At the time of installation, the meter is typically set into a special installation mode, and will start to transmit installation requests (SND-IR). As a special support for an installation tool, every MUC and repeater which hears this call will transmit a message indicating that it can communicate with this new device. This SNDNKE message also contains the signal strength of the received meter signal. Using a handheld installation tool, the installer can immediately determine if the meter has access to the network or not. The actual binding between the MUC and the meter can be done from the back-office system, which can evaluate the signal strength from all MUCs that can support the meter, and optimise the connectivity and load for each MUC.

Metering devices operating according to the DSMR (Dutch Smart Metering Requirements) in the Netherlands have been in the market for a while. Therefore, during the work with the new OMS specification it has been assured that OMS devices can co-exist with devices for NTA 8130/DSMR.

Even though the OMS initiative has mainly been driven by Germany, the aim is now to integrate the OMS specification into the EN standards through the European Committee for Standardisation (CEN), to become a part of the M-Bus standard EN 13757. The TC294 technical committee has already been reassembled to undertake this task.

The release of the new Open Metering System specification is an important milestone for unifying metering not only in Germany, but throughout Europe.

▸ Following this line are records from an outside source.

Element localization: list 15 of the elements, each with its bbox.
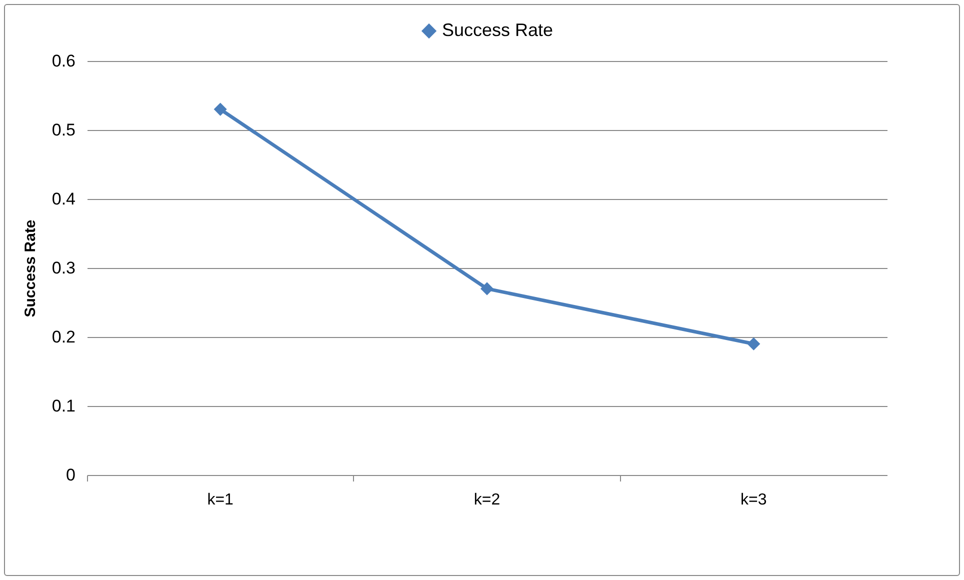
y-tick-label: 0.5 bbox=[52, 120, 76, 140]
y-tick-label: 0.2 bbox=[52, 328, 76, 346]
y-tick-label: 0 bbox=[66, 466, 76, 484]
y-tick-label: 0.3 bbox=[52, 258, 76, 278]
legend-label: Success Rate bbox=[442, 20, 554, 40]
point bbox=[480, 282, 494, 296]
point bbox=[747, 337, 760, 350]
y-tick-label: 0.6 bbox=[52, 52, 76, 70]
x-tick-label: k=3 bbox=[740, 492, 767, 508]
x-tick-label: k=2 bbox=[474, 492, 500, 508]
y-tick-label: 0.1 bbox=[52, 396, 76, 416]
point bbox=[214, 102, 227, 116]
x-tick-label: k=1 bbox=[207, 492, 234, 508]
y-axis-title: Success Rate bbox=[22, 220, 39, 318]
y-tick-label: 0.4 bbox=[52, 190, 76, 208]
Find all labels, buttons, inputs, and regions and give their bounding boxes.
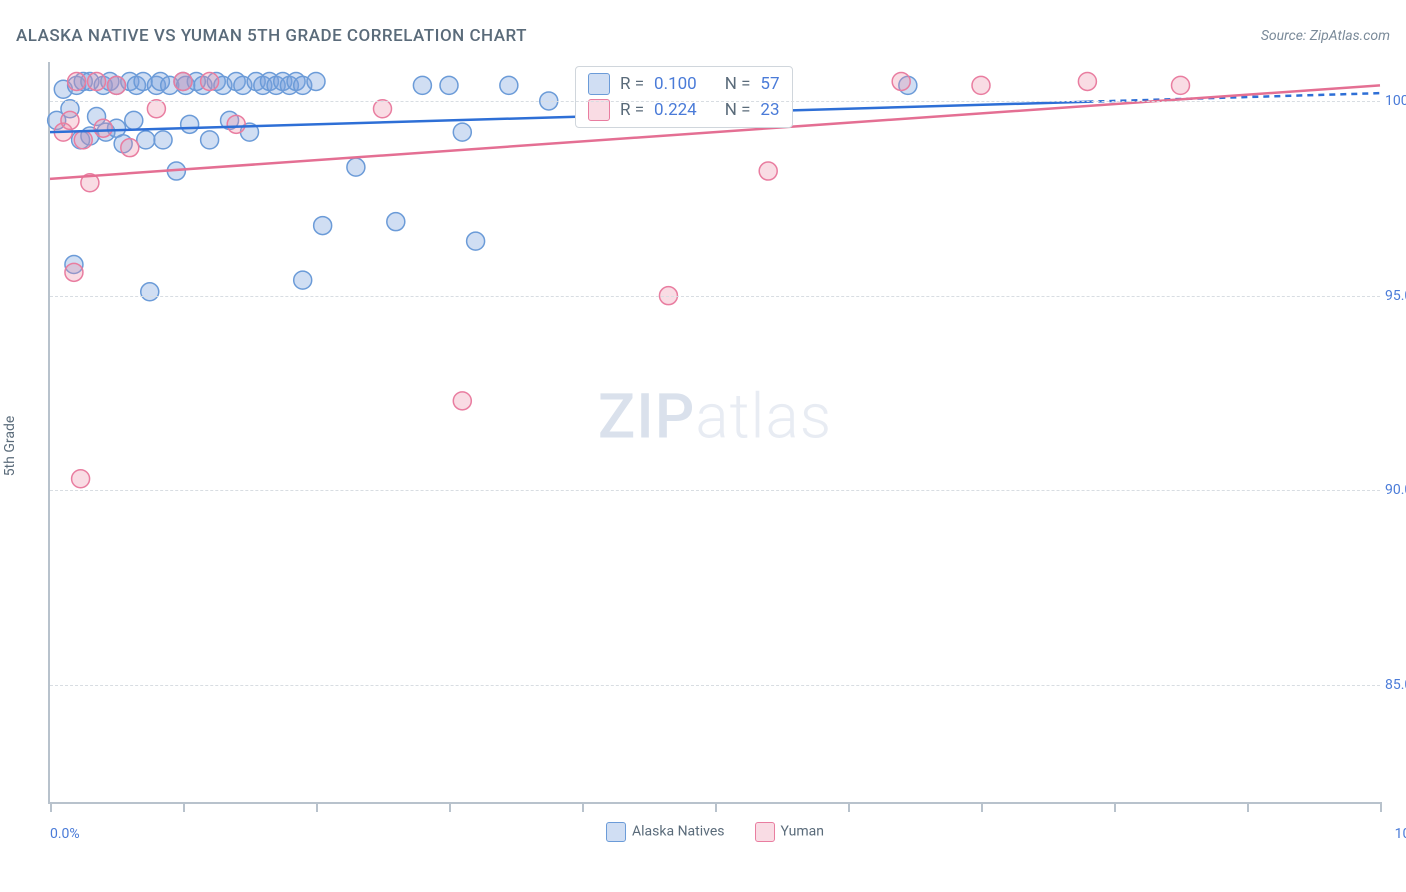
n-label: N =	[725, 100, 751, 120]
x-tick	[715, 802, 717, 812]
chart-header: ALASKA NATIVE VS YUMAN 5TH GRADE CORRELA…	[16, 20, 1390, 52]
alaska-point	[154, 131, 172, 149]
alaska-point	[141, 283, 159, 301]
alaska-point	[137, 131, 155, 149]
y-tick-label: 100.0%	[1385, 93, 1406, 109]
yuman-point	[121, 139, 139, 157]
yuman-point	[759, 162, 777, 180]
yuman-point	[227, 115, 245, 133]
chart-legend: Alaska Natives Yuman	[606, 822, 824, 842]
chart-source: Source: ZipAtlas.com	[1261, 28, 1390, 44]
alaska-point	[387, 213, 405, 231]
y-tick-label: 90.0%	[1385, 482, 1406, 498]
yuman-point	[1078, 72, 1096, 90]
yuman-point	[68, 72, 86, 90]
yuman-point	[61, 111, 79, 129]
yuman-point	[108, 76, 126, 94]
x-tick	[582, 802, 584, 812]
legend-swatch	[606, 822, 626, 842]
x-tick	[1247, 802, 1249, 812]
n-label: N =	[725, 74, 751, 94]
alaska-point	[125, 111, 143, 129]
chart-svg	[50, 62, 1380, 802]
yuman-point	[972, 76, 990, 94]
x-tick	[1114, 802, 1116, 812]
yuman-point	[74, 131, 92, 149]
y-axis-label: 5th Grade	[2, 416, 18, 477]
n-value: 23	[760, 100, 779, 120]
correlation-info-box: R = 0.100 N = 57 R = 0.224 N = 23	[575, 66, 793, 128]
legend-item: Alaska Natives	[606, 822, 725, 842]
x-tick	[1380, 802, 1382, 812]
yuman-point	[88, 72, 106, 90]
legend-label: Alaska Natives	[632, 824, 725, 840]
legend-swatch	[755, 822, 775, 842]
x-tick	[981, 802, 983, 812]
alaska-point	[314, 217, 332, 235]
x-tick	[50, 802, 52, 812]
info-swatch	[588, 99, 610, 121]
r-value: 0.100	[654, 74, 697, 94]
x-axis-max-label: 100.0%	[1395, 826, 1406, 842]
gridline	[50, 296, 1380, 297]
alaska-point	[307, 72, 325, 90]
r-label: R =	[620, 100, 644, 120]
plot-area: ZIPatlas R =0.100N =57R =0.224N =23 0.0%…	[48, 62, 1380, 804]
yuman-point	[94, 119, 112, 137]
alaska-point	[347, 158, 365, 176]
yuman-point	[65, 263, 83, 281]
chart-title: ALASKA NATIVE VS YUMAN 5TH GRADE CORRELA…	[16, 26, 527, 46]
x-tick	[449, 802, 451, 812]
y-tick-label: 95.0%	[1385, 288, 1406, 304]
gridline	[50, 490, 1380, 491]
yuman-point	[374, 100, 392, 118]
r-label: R =	[620, 74, 644, 94]
alaska-point	[181, 115, 199, 133]
yuman-point	[174, 72, 192, 90]
yuman-point	[453, 392, 471, 410]
yuman-point	[201, 72, 219, 90]
r-value: 0.224	[654, 100, 697, 120]
yuman-point	[1172, 76, 1190, 94]
alaska-point	[467, 232, 485, 250]
info-swatch	[588, 73, 610, 95]
n-value: 57	[760, 74, 779, 94]
alaska-point	[440, 76, 458, 94]
yuman-point	[72, 470, 90, 488]
legend-label: Yuman	[781, 824, 824, 840]
x-axis-min-label: 0.0%	[50, 826, 80, 842]
x-tick	[183, 802, 185, 812]
alaska-point	[453, 123, 471, 141]
alaska-point	[201, 131, 219, 149]
yuman-point	[147, 100, 165, 118]
gridline	[50, 685, 1380, 686]
alaska-point	[500, 76, 518, 94]
yuman-point	[892, 72, 910, 90]
legend-item: Yuman	[755, 822, 824, 842]
gridline	[50, 101, 1380, 102]
alaska-point	[413, 76, 431, 94]
alaska-point	[294, 271, 312, 289]
x-tick	[848, 802, 850, 812]
info-row: R = 0.100 N = 57	[588, 71, 780, 97]
x-tick	[316, 802, 318, 812]
y-tick-label: 85.0%	[1385, 677, 1406, 693]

The OMS reduces the risk for utilities investing in new AMR and AMM systems by securing that multiple vendors are supporting the same interoperable system standard.

The new OMS specification meets the urgent need for unified standards and system specifications, and is soon to become a European Norm. The release of the Open Metering System specification provides a complete solution for AMR/AMI and initiates a new area of interoperable smart meters.